The tentative agreements include new language that protects workers from excessive forced overtime and provides double-time pay for excessive overtime.

They provide enough money that members’ health care costs will be capped at $30 a month for the life of the agreement and also provide for significant wage and pension increases. Local 174 Teamsters currently make $24.45 an hour, before the contract raises.

“Sanitation Teamsters work hard under difficult conditions. They deserve good, affordable healthcare and the right to quality time with their families at the end of the workday,” said Secretary-Treasurer Dan Scott. “Those were our key issues and we mounted a campaign to win on them.”

Contract campaign

Members leveraged these improvements by mounting a strategic contract campaign that began six months before the contract expired and by building solidarity, both within the Teamster ranks and with the public.

Members from both Allied and Waste held joint meetings to build unity around their priority demands.

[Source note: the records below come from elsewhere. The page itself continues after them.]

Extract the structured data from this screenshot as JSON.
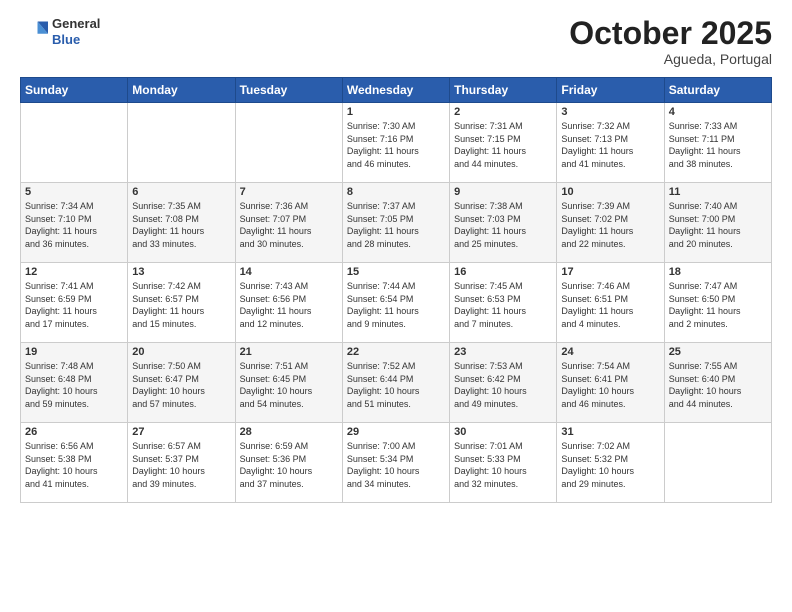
{
  "header": {
    "logo_general": "General",
    "logo_blue": "Blue",
    "month_title": "October 2025",
    "subtitle": "Agueda, Portugal"
  },
  "weekdays": [
    "Sunday",
    "Monday",
    "Tuesday",
    "Wednesday",
    "Thursday",
    "Friday",
    "Saturday"
  ],
  "weeks": [
    [
      {
        "day": "",
        "info": ""
      },
      {
        "day": "",
        "info": ""
      },
      {
        "day": "",
        "info": ""
      },
      {
        "day": "1",
        "info": "Sunrise: 7:30 AM\nSunset: 7:16 PM\nDaylight: 11 hours\nand 46 minutes."
      },
      {
        "day": "2",
        "info": "Sunrise: 7:31 AM\nSunset: 7:15 PM\nDaylight: 11 hours\nand 44 minutes."
      },
      {
        "day": "3",
        "info": "Sunrise: 7:32 AM\nSunset: 7:13 PM\nDaylight: 11 hours\nand 41 minutes."
      },
      {
        "day": "4",
        "info": "Sunrise: 7:33 AM\nSunset: 7:11 PM\nDaylight: 11 hours\nand 38 minutes."
      }
    ],
    [
      {
        "day": "5",
        "info": "Sunrise: 7:34 AM\nSunset: 7:10 PM\nDaylight: 11 hours\nand 36 minutes."
      },
      {
        "day": "6",
        "info": "Sunrise: 7:35 AM\nSunset: 7:08 PM\nDaylight: 11 hours\nand 33 minutes."
      },
      {
        "day": "7",
        "info": "Sunrise: 7:36 AM\nSunset: 7:07 PM\nDaylight: 11 hours\nand 30 minutes."
      },
      {
        "day": "8",
        "info": "Sunrise: 7:37 AM\nSunset: 7:05 PM\nDaylight: 11 hours\nand 28 minutes."
      },
      {
        "day": "9",
        "info": "Sunrise: 7:38 AM\nSunset: 7:03 PM\nDaylight: 11 hours\nand 25 minutes."
      },
      {
        "day": "10",
        "info": "Sunrise: 7:39 AM\nSunset: 7:02 PM\nDaylight: 11 hours\nand 22 minutes."
      },
      {
        "day": "11",
        "info": "Sunrise: 7:40 AM\nSunset: 7:00 PM\nDaylight: 11 hours\nand 20 minutes."
      }
    ],
    [
      {
        "day": "12",
        "info": "Sunrise: 7:41 AM\nSunset: 6:59 PM\nDaylight: 11 hours\nand 17 minutes."
      },
      {
        "day": "13",
        "info": "Sunrise: 7:42 AM\nSunset: 6:57 PM\nDaylight: 11 hours\nand 15 minutes."
      },
      {
        "day": "14",
        "info": "Sunrise: 7:43 AM\nSunset: 6:56 PM\nDaylight: 11 hours\nand 12 minutes."
      },
      {
        "day": "15",
        "info": "Sunrise: 7:44 AM\nSunset: 6:54 PM\nDaylight: 11 hours\nand 9 minutes."
      },
      {
        "day": "16",
        "info": "Sunrise: 7:45 AM\nSunset: 6:53 PM\nDaylight: 11 hours\nand 7 minutes."
      },
      {
        "day": "17",
        "info": "Sunrise: 7:46 AM\nSunset: 6:51 PM\nDaylight: 11 hours\nand 4 minutes."
      },
      {
        "day": "18",
        "info": "Sunrise: 7:47 AM\nSunset: 6:50 PM\nDaylight: 11 hours\nand 2 minutes."
      }
    ],
    [
      {
        "day": "19",
        "info": "Sunrise: 7:48 AM\nSunset: 6:48 PM\nDaylight: 10 hours\nand 59 minutes."
      },
      {
        "day": "20",
        "info": "Sunrise: 7:50 AM\nSunset: 6:47 PM\nDaylight: 10 hours\nand 57 minutes."
      },
      {
        "day": "21",
        "info": "Sunrise: 7:51 AM\nSunset: 6:45 PM\nDaylight: 10 hours\nand 54 minutes."
      },
      {
        "day": "22",
        "info": "Sunrise: 7:52 AM\nSunset: 6:44 PM\nDaylight: 10 hours\nand 51 minutes."
      },
      {
        "day": "23",
        "info": "Sunrise: 7:53 AM\nSunset: 6:42 PM\nDaylight: 10 hours\nand 49 minutes."
      },
      {
        "day": "24",
        "info": "Sunrise: 7:54 AM\nSunset: 6:41 PM\nDaylight: 10 hours\nand 46 minutes."
      },
      {
        "day": "25",
        "info": "Sunrise: 7:55 AM\nSunset: 6:40 PM\nDaylight: 10 hours\nand 44 minutes."
      }
    ],
    [
      {
        "day": "26",
        "info": "Sunrise: 6:56 AM\nSunset: 5:38 PM\nDaylight: 10 hours\nand 41 minutes."
      },
      {
        "day": "27",
        "info": "Sunrise: 6:57 AM\nSunset: 5:37 PM\nDaylight: 10 hours\nand 39 minutes."
      },
      {
        "day": "28",
        "info": "Sunrise: 6:59 AM\nSunset: 5:36 PM\nDaylight: 10 hours\nand 37 minutes."
      },
      {
        "day": "29",
        "info": "Sunrise: 7:00 AM\nSunset: 5:34 PM\nDaylight: 10 hours\nand 34 minutes."
      },
      {
        "day": "30",
        "info": "Sunrise: 7:01 AM\nSunset: 5:33 PM\nDaylight: 10 hours\nand 32 minutes."
      },
      {
        "day": "31",
        "info": "Sunrise: 7:02 AM\nSunset: 5:32 PM\nDaylight: 10 hours\nand 29 minutes."
      },
      {
        "day": "",
        "info": ""
      }
    ]
  ]
}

They reached out to fellow Teamsters who were fighting healthcare concessions at Waste Management. Striking sanitation Teamsters from Washington D.C. and New York City spoke at a rally in Seattle.

Local 174 members promised to respect the picket lines if they were extended from the East Coast. Members at Waste Management wore “Extend the Respect” stickers to work and held parking lot meetings to send management a message.

Local 174 also built community support. The local launched a website, www.talkingtrashonline, and aired TV commercials highlighting members’ right to affordable healthcare and time with their families.

As the contract expiration approached, political and religious leaders rallied with Local 174 Teamsters to support their demands.

Solidarity at the Strike Deadline

With a strike looming, management at Allied Waste offered members an agreement that would keep them in a top-of-the-line Teamster plan. Waste Management continued to drag its heels.

Local 174 held strike preparation meetings and made it clear to Waste Management that members would walk if the company didn’t match Allied’s offer.

The parties met one final time on Easter Sunday—the day before the strike deadline. Waste Management not only matched Allied Waste’s offer, they added more money to it.

Local 174 members had made a pact that the contracts at the two companies had to be equal. Members’ tough stand at Allied had helped the workers at Waste Management win a better deal. Now it was time for Allied Waste to up their offer to avert a strike.

Solidarity ruled the day. Minutes before a mass meeting, Allied added the extra money to their offer.

Members will vote on the tentative agreements in the coming weeks. But first, all members will have a week to review a complete copy of the proposed contracts.